Start Sooner Rather Than Later
The longer you wait to tell your child that they are adopted, the more likely they are to find it out from someone other than you, which can lead to feelings of confusion, betrayal, and anger. Therefore you should talk with your child about adoption as soon as they are old enough to comprehend what the word means. By making their adoption a “normal” part of their life, you will teach them that it is a good, healthy part of their identity and personal history.
Be Honest but Age-Appropriate
When it comes to discussing adoption with their young children, some adoptive parents don’t know what to say or feel compelled to withhold certain types of information. For example, an adoptive parent may be reluctant to discuss their child’s birth parents for fear of the hurt that might come with it. Although this fear is understandable, it should not prevent adoptive parents from telling their children about their birth parents. Adopted children are almost always curious about their birth parents, and if they are not given honest information on the subject, they may continue to prod and pry until they get the knowledge that they desire.
Therefore, when speaking with your child about their adoption and birth parents, you should be as upfront and honest as possible. Again, it’s best that they get this information from you instead of from someone else who might try using it to hurt them. However, this does not mean that you should disclose harmful or disturbing details to your child. If your child’s birth family had a troubling history, it’s completely acceptable to withhold some of that information until your child is older and better able to cope with it.
Show Compassion and Understanding
Depending on how the conversation with your child goes, you may experience a wide range of emotions, including frustration, hurt, and even anger. These feelings are completely natural, but it is incredibly important that you do not let them taint your child’s perspective on their adoption.

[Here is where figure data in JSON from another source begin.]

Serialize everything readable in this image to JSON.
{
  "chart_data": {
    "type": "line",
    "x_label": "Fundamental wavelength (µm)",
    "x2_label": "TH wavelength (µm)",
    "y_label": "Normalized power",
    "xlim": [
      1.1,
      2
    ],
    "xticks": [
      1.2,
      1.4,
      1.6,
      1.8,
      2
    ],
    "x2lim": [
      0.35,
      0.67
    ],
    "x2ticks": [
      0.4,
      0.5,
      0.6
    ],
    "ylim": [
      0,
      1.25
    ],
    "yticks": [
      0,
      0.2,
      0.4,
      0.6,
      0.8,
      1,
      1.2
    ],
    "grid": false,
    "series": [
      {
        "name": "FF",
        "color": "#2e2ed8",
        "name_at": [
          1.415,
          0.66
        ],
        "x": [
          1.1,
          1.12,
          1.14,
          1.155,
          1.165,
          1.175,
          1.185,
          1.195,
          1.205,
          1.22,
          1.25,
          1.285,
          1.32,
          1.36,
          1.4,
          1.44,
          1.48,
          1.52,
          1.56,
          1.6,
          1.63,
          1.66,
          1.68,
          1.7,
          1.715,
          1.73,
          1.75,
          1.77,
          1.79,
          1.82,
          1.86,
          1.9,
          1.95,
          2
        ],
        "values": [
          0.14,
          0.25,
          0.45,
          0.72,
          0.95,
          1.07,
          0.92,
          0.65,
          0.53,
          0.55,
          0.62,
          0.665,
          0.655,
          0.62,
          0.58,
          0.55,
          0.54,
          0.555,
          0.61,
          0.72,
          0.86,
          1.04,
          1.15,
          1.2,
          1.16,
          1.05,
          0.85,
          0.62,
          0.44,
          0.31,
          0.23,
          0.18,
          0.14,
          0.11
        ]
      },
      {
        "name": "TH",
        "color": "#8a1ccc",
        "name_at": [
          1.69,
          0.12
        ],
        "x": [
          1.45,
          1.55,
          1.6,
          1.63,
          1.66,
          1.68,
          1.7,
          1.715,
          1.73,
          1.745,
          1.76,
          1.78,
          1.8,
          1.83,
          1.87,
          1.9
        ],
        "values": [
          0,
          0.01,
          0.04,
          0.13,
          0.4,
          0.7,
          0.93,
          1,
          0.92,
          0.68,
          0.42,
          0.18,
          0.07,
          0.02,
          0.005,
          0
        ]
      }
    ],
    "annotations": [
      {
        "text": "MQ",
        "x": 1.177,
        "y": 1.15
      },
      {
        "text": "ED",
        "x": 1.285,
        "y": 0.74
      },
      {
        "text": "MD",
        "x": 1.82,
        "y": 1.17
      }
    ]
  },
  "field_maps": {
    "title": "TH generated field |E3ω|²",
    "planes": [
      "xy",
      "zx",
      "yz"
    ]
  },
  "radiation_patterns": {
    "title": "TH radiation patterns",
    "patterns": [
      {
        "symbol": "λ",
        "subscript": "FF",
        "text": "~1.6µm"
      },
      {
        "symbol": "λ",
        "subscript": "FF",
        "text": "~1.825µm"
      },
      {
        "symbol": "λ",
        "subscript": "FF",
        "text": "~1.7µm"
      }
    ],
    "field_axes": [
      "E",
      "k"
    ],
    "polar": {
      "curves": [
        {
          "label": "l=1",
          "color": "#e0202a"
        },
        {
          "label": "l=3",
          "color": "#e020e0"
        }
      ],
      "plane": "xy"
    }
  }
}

For example, if you display hurt in response to your child’s questions about their birth parents, the child may assume that there’s something wrong with them. While talking about adoption with your child, you should show compassion and understanding towards their thoughts, questions, and emotions. Reassure them that you are excited and grateful about how they came into your life, and demonstrate to them that they are a part of the family. Lastly, after the conversation is over, take some alone time to release and manage your own emotions before carrying on with your day.